Toutefois, (selon eux) si la constitution de la fille est normale, il faut écarter l'idée de la circoncision féminine sous prétexte de la réforme des mœurs et de la purification, comme le pensent ceux qui prétendent que la circoncision féminine fait perdre à la femme une grande partie de ses pulsions instinctives, ce qui évite à sa famille ses faux pas et la préserve des tentations. Ce groupe considère que les fondements de ces justifications sont fragiles pour les raisons suivantes :

- Les parties excisées sont très importantes et ont une fonction vitale lors de la rencontre sexuelle et de la procréation, ainsi que dans les caresses qui précèdent le coït. Leur existence est un facteur important d’une bonne harmonie dans la relation sexuelle.

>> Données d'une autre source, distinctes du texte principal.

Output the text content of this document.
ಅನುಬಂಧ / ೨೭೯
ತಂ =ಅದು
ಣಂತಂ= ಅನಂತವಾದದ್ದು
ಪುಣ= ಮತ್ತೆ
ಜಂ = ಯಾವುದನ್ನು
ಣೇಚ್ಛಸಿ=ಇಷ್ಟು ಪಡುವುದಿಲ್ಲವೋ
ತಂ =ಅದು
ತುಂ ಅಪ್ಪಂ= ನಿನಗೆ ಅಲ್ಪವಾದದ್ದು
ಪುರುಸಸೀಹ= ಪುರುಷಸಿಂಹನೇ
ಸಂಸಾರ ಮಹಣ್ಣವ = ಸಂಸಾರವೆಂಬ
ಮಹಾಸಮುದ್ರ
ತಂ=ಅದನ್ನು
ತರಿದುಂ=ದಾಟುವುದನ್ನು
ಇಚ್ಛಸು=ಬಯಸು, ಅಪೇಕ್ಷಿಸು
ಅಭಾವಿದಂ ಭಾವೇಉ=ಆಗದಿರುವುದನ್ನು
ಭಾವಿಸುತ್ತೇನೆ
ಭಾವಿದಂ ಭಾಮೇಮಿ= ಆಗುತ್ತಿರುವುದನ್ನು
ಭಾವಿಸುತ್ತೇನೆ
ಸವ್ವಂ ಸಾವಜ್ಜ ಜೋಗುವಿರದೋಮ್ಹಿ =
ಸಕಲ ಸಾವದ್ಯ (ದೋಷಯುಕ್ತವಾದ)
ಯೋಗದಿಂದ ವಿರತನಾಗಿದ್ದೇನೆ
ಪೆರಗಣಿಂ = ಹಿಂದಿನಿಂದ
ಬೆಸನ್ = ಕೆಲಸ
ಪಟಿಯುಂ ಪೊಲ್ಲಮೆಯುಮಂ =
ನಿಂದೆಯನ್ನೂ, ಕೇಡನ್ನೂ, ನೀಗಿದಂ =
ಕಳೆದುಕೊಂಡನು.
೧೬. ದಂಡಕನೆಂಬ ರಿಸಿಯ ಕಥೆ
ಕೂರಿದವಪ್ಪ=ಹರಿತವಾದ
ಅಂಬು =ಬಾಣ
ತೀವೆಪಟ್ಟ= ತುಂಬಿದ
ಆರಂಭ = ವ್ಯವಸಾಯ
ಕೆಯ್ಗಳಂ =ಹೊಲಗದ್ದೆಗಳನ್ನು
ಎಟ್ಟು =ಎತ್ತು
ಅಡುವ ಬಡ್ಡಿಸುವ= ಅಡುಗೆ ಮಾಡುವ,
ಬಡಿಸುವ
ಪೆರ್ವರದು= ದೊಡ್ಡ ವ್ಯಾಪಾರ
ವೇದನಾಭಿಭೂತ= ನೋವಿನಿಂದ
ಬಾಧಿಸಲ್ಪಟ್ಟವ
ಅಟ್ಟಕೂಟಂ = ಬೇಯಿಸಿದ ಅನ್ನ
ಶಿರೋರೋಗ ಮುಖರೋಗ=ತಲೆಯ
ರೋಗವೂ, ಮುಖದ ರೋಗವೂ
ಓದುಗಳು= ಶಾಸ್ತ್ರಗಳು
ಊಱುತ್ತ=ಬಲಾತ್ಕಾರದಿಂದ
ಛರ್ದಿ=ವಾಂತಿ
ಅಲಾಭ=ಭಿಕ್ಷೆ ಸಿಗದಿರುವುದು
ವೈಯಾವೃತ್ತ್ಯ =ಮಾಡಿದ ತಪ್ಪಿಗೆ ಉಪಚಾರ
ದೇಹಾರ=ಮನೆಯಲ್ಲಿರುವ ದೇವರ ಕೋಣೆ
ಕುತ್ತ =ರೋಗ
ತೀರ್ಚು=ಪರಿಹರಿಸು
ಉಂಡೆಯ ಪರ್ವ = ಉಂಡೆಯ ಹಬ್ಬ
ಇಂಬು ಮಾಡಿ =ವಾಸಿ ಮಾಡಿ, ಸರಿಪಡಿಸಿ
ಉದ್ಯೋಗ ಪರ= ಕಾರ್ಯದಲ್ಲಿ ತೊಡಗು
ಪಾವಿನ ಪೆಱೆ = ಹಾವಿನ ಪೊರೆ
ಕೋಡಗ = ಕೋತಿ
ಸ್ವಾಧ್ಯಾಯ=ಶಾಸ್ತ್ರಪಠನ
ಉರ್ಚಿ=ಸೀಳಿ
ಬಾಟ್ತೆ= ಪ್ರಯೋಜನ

- Les parties excisées ne sont pas en excédent, comme le croient certains, et leur suppression ne permet aucune prévention des maladies.

Ce groupe affirme son point de vue en se fondant sur les dommages découlant de cette opération, à savoir :

- Une grave hémorragie dont peut souffrir la fille, car la circoncision implique l'ablation d’une partie du clitoris lequel renferme de nombreuses veines et artères.
- L'effet psychologique néfaste subi par la femme et sa nervosité due à son sentiment de manque et d'anormalité.

Dans tous les cas, le but est de parvenir à réaliser l'intérêt de la fille dans sa vie personnelle et familiale. Que les parents veillent donc à la bonne éducation de leurs filles. Ainsi, si la Charia a ordonné de pratiquer la circoncision de la fille, cela vient de son souci de sa pureté et de la volonté d’atténuer son excitation et non pas de l'annihiler. C’est ainsi que se manifeste le fait que l'Islam est la religion du juste milieu et de la modération, sans abus ni négligence.